Over the years, these collaborative efforts have also greatly benefited graduate student education and postdoctoral research. For instance, experiments can be designed to answer questions from different perspectives, many of which would not have been able to be conducted otherwise.

“Working collaboratively exposes you to research topics and ideas that you may not encounter in your own lab,” said Jason Neal-McKinney, a doctoral candidate in the SMB.

Collaboration between neuroscience, microbiology, and immunology helps to train students to be more competitive as they leave school to do their own research.

“I feel that these types of collaborations are vital for the advancement of my career as a neuroscientist,” said Tim Riley, a doctoral candidate in the Veterinary and Comparative Anatomy, Pharmacology, and Physiology department.

Since the School of Molecular Biosciences joined the college on July 1, 2010, it has created a larger group of biomedical research scientists and a greater pool of resources.
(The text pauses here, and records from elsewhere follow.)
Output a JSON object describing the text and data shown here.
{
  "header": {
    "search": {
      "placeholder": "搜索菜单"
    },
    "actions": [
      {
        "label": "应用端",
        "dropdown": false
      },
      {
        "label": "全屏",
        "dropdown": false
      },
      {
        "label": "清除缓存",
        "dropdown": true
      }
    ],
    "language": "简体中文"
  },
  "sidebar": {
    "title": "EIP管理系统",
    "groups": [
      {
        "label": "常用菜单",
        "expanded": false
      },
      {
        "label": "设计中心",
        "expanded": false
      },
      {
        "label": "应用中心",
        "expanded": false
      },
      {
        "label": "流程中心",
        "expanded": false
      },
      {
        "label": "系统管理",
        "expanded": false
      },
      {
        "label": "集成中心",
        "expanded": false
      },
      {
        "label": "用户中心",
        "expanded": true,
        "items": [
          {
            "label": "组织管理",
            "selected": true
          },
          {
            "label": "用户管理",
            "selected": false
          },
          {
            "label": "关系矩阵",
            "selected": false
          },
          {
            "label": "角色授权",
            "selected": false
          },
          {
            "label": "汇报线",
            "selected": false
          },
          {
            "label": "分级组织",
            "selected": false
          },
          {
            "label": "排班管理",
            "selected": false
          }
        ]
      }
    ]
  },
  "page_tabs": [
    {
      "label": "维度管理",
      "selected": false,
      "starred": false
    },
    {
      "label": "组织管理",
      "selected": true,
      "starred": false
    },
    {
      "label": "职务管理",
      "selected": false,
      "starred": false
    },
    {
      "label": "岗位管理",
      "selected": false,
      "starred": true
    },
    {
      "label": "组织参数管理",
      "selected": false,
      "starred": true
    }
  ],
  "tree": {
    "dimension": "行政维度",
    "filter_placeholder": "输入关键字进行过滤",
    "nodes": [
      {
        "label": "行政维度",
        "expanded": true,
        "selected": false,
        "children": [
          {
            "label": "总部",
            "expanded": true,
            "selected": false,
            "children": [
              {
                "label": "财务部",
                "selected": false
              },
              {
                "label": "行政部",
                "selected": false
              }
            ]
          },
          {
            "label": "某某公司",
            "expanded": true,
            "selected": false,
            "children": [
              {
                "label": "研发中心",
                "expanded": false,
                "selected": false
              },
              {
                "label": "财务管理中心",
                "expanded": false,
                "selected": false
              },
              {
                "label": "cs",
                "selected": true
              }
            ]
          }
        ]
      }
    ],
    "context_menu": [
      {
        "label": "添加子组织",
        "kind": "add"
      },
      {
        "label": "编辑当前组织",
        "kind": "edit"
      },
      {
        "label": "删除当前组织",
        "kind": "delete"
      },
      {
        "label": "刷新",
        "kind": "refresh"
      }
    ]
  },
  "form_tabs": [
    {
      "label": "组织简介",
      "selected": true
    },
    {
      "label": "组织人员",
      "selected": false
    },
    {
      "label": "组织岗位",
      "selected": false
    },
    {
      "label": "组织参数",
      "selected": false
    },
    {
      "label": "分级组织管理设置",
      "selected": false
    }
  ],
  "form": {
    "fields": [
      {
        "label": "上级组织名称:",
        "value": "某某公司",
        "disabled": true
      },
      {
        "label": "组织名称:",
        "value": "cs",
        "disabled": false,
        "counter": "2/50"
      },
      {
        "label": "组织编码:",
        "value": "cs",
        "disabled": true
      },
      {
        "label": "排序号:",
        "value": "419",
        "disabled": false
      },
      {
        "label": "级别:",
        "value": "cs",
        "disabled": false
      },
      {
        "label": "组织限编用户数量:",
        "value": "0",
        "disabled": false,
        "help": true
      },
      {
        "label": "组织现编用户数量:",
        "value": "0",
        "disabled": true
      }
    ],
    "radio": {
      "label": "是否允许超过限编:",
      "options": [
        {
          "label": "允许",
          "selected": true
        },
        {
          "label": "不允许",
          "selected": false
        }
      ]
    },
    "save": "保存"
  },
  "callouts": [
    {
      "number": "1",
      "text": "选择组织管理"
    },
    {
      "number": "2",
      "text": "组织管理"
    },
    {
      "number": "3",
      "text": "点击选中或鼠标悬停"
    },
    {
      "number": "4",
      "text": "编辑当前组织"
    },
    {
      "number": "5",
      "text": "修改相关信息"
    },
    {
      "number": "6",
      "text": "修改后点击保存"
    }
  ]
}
Once the new Veterinary Medical Research Building, which will be adjoined to the Biotechnology/Life Sciences building that houses the School of Molecular Biosciences, is complete at the end of 2012, collaborative efforts between Veterinary and Comparative Anatomy, Pharmacology, and Physiology and the School of Molecular Biosciences will be even easier.

“Now that we are all on the same team, it further reduces barriers to collaboration. And the proximity of the building will also help,” said Dr. Simasko.

“Combining resources with veterinary medicine will make us more competitive nationally,” said Dr. Konkel. “Through collaboration I believe answers to some of the most important questions in biomedical research will be found.”